Podría decirse que nuestra mente, en tanto que sigue y ejecuta los dictados que la cultura ambiental exige de ella, está densificada hasta el extremo de que la frontera entre nuestro vehículo y lo que somos en verdad, casi ha desaparecido. Plenamente, nos identificamos con nuestro cuerpo, con nuestra imagen; y, de ese modo, arrastramos una mente poco reflexiva (lo justo para cumplir con los preceptos de estas sociedades de esclavos autómatas), que tiene su punto de atracción en la mundana tierra; en vez de tenerlo en el espíritu crítico y el inconformismo que manan de la mismísima conciencia.
Al final, en medio del fango de la confusión, hemos olvidado la completa diferencia entre los conceptos vital y mundano, derrochando nuestro tiempo (el único patrimonio que poseemos) entre la esclava lucha de la supervivencia del más fuerte, y el sedante que sostiene dicha  aberración. Vacas sistemáticamente ordeñadas que salen de paseo al llegar el domingo.
Nadie, absolutamente nadie, moverá un solo dedo en pos de romper el analfabetismo espiritual que impera en mi mente. Es, por completo, una responsabilidad individual, una tarea personal en la que -por su propia naturaleza- nadie puede sustituirme. Lo contrario no sería justo. Lo contrario atenta contra la lógica que arbitra desde la conciencia. Lo contrario es el pan nuestro de cada día.
Nadie más que yo puede dedicar el tiempo y el esfuerzo necesarios, para que mi mente comprenda que la relación que mantiene con el entorno es disonante. Es decir, se trata de una relación sin armonía, sin sintonía. Y es mi cometido resolver ese conflicto; primero que nada, analizando el espacio que ocupo en la sociedad; el lugar que tengo en la vida de mis semejantes más cercanos, etc.
Hacerlo es mi sagrada responsabilidad. Hacerlo es lo que me exige esa actitud primordial que me identifica como humano: el hambre de conocimiento; la necesidad emocional e intelectual de hallar el equilibrio entre la cotidianidad y la evolución. La evolución pide paso y llama a sus hijas e hijos. En nuestra mano está hacer oídos sordos o escuchar con atención.
Mi cometido es establecer paz duradera en los valles de mi mente. Una paz natural, por leguas alejada de la pax romana, y de esa otra que viene después de amordazar la conciencia. Una paz que no es ni sedante ni narcótica. Una paz lúcida.

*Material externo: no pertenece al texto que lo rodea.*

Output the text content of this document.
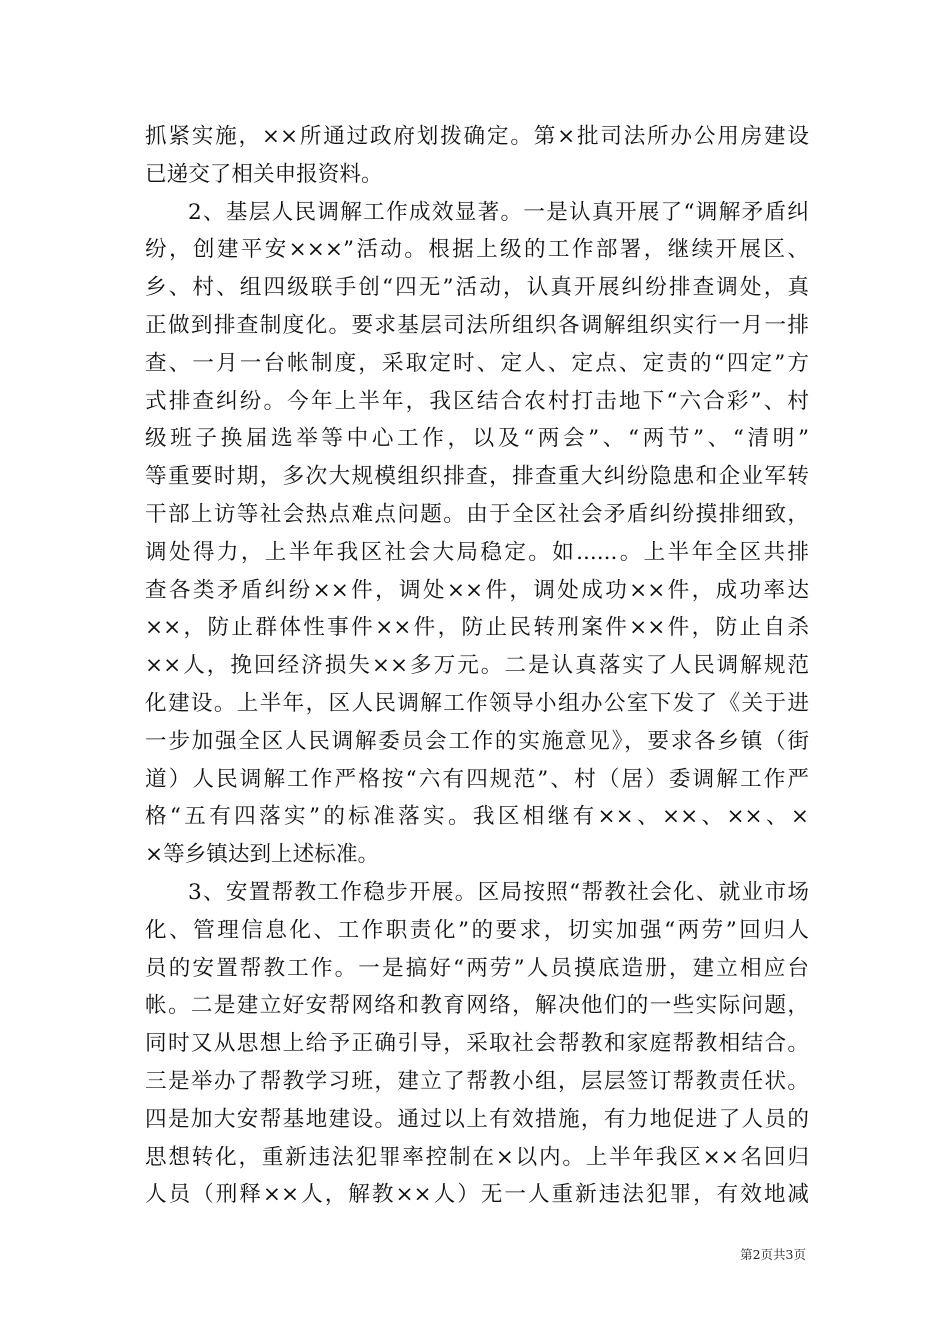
抓紧实施，××所通过政府划拨确定。第×批司法所办公用房建设
已递交了相关申报资料。
2、基层人民调解工作成效显著。一是认真开展了“调解矛盾纠
纷，创建平安×××”活动。根据上级的工作部署，继续开展区、
乡、村、组四级联手创“四无”活动，认真开展纠纷排查调处，真
正做到排查制度化。要求基层司法所组织各调解组织实行一月一排
查、一月一台帐制度，采取定时、定人、定点、定责的“四定”方
式排查纠纷。今年上半年，我区结合农村打击地下“六合彩”、村
级班子换届选举等中心工作，以及“两会”、“两节”、“清明”
等重要时期，多次大规模组织排查，排查重大纠纷隐患和企业军转
干部上访等社会热点难点问题。由于全区社会矛盾纠纷摸排细致，
调处得力，上半年我区社会大局稳定。如......。上半年全区共排
查各类矛盾纠纷××件，调处××件，调处成功××件，成功率达
××，防止群体性事件××件，防止民转刑案件××件，防止自杀
××人，挽回经济损失××多万元。二是认真落实了人民调解规范
化建设。上半年，区人民调解工作领导小组办公室下发了《关于进
一步加强全区人民调解委员会工作的实施意见》，要求各乡镇（街
道）人民调解工作严格按“六有四规范”、村（居）委调解工作严
格“五有四落实”的标准落实。我区相继有××、××、××、×
×等乡镇达到上述标准。
3、安置帮教工作稳步开展。区局按照“帮教社会化、就业市场
化、管理信息化、工作职责化”的要求，切实加强“两劳”回归人
员的安置帮教工作。一是搞好“两劳”人员摸底造册，建立相应台
帐。二是建立好安帮网络和教育网络，解决他们的一些实际问题，
同时又从思想上给予正确引导，采取社会帮教和家庭帮教相结合。
三是举办了帮教学习班，建立了帮教小组，层层签订帮教责任状。
四是加大安帮基地建设。通过以上有效措施，有力地促进了人员的
思想转化，重新违法犯罪率控制在×以内。上半年我区××名回归
人员（刑释××人，解教××人）无一人重新违法犯罪，有效地减
第2页共3页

Para su realización, mi cometido se apoya sobre tres pilares: prudencia (con tiempo, sin precipitación); equilibrio entre lo intuitivo y lo racional; flexibilidad, para aceptar que, aunque con las yemas de los dedos llegara a rozar la esencia de la realidad, la realidad me sigue siendo desconocida. Debo aceptar que mis procesos de análisis son limitados. Y mis conclusiones, eventuales, siempre pendientes de ser perfiladas y pulidas mucho más.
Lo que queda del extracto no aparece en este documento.